Reprendre les chemins du réel

Alors qu’on impose le port du masque aux élèves et aux enseignants, le préfet sur le plateau du JT du 5 septembre 2020 à Saint-Pierre intervenait… sans masque. Deux poids, deux mesures ? La distanciation médiatisée était certes respectée. Mais qui se penche avec réalisme sur ce qui se passe dans une salle de classe ? Entre une caissière derrière une vitre et des clients attentifs à cette distanciation ? Faut-il se déplacer avec un mètre étalon pour vérifier les différences de positionnement ? Le summum de la cocasserie aura été atteint avec le président de la république, couche-culotté comme on l’impose aux enseignants, manquant de s’étouffer devant un groupe de jeunes à qui il tentait de faire une brillante démonstration.

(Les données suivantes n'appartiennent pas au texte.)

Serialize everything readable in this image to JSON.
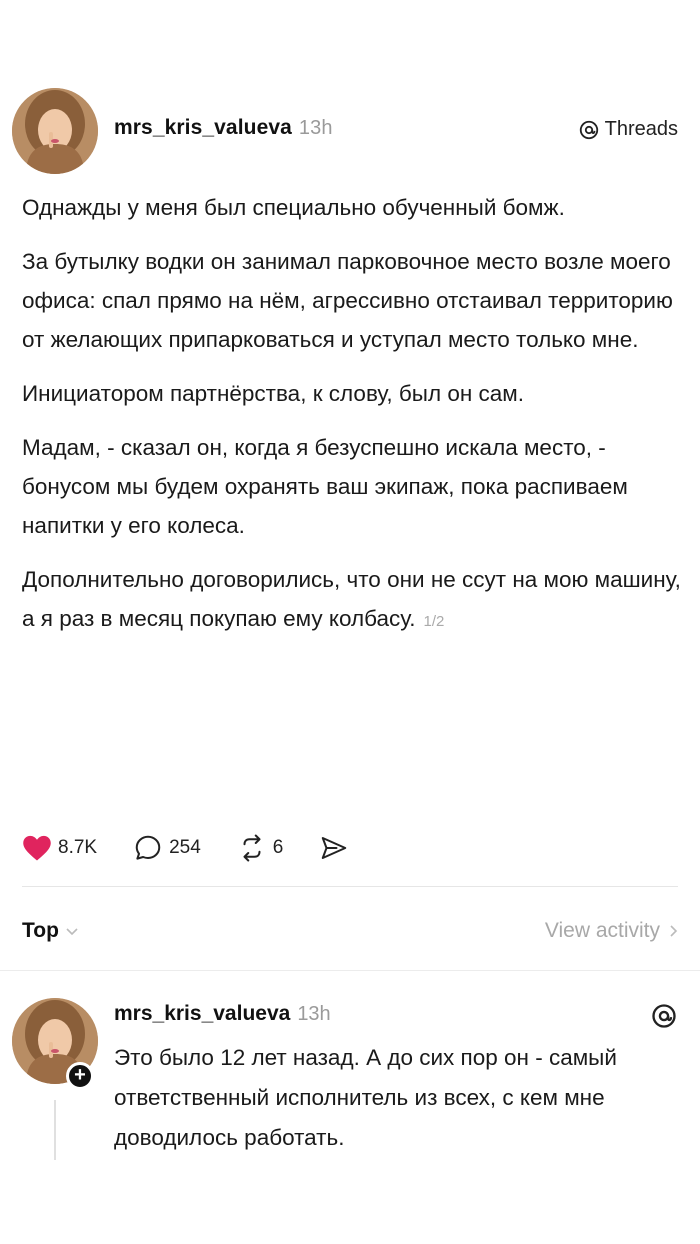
{
  "post": {
    "author": "mrs_kris_valueva",
    "time": "13h",
    "badge_label": "Threads",
    "paragraphs": [
      "Однажды у меня был специально обученный бомж.",
      "За бутылку водки он занимал парковочное место возле моего офиса: спал прямо на нём, агрессивно отстаивал территорию от желающих припарковаться и уступал место только мне.",
      "Инициатором партнёрства, к слову, был он сам.",
      "Мадам, - сказал он, когда я безуспешно искала место, - бонусом мы будем охранять ваш экипаж, пока распиваем напитки у его колеса.",
      "Дополнительно договорились, что они не ссут на мою машину, а я раз в месяц покупаю ему колбасу."
    ],
    "page_counter": "1/2",
    "actions": {
      "likes": "8.7K",
      "comments": "254",
      "reposts": "6"
    },
    "like_color": "#e0245e"
  },
  "sort": {
    "label": "Top",
    "view_activity": "View activity"
  },
  "reply": {
    "author": "mrs_kris_valueva",
    "time": "13h",
    "text": "Это было 12 лет назад. А до сих пор он - самый ответственный исполнитель из всех, с кем мне доводилось работать."
  }
}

L’on vit désormais à Saint-Pierre et Miquelon (comme en France métropolitaine mais avec un impact renforcé du fait du microcosme insulaire) dans une irréalité fantasmée, dans l’obligation de supporter des décisions qui ne reposent que sur des « ça va de soi » à la validité invérifiable. Un principe de précaution perverti en quelque sorte qui paradoxalement véhicule son potentiel mortifère. Parce qu’il y a incertitude, on oublierait… de vivre ?

Il est vrai que dans les écoles il est plus facile d’imposer un masque dont on occultera les dangers que de déployer de quoi se laver régulièrement les mains qui elles peuvent être porteuses de sources contaminantes… D’un côté le fantasme, de l’autre une triste réalité de pauvreté en équipements sur laquelle on ferme les yeux.

Il est plus facile de spéculer dans l’entre-soi de cols empesés que de prendre les réalités à bras le corps pour améliorer le terrain et ouvrir le champ d’une meilleure respiration.

L’étouffoir et la muselière envahissent l’espace public. Et tant pis si ces mois de bouleversement épidémique ont révélé la mise à sac, par des politiques peu scrupuleux, d’un système de santé public qui s’est trouvé fort dépourvu au cœur de la crise. Soigner, éduquer à la vie ne sont-ils pas des priorités où les responsables du pays devraient retrousser les manches ?

Réorienter les pas en quelque sorte sur les chemins du réel.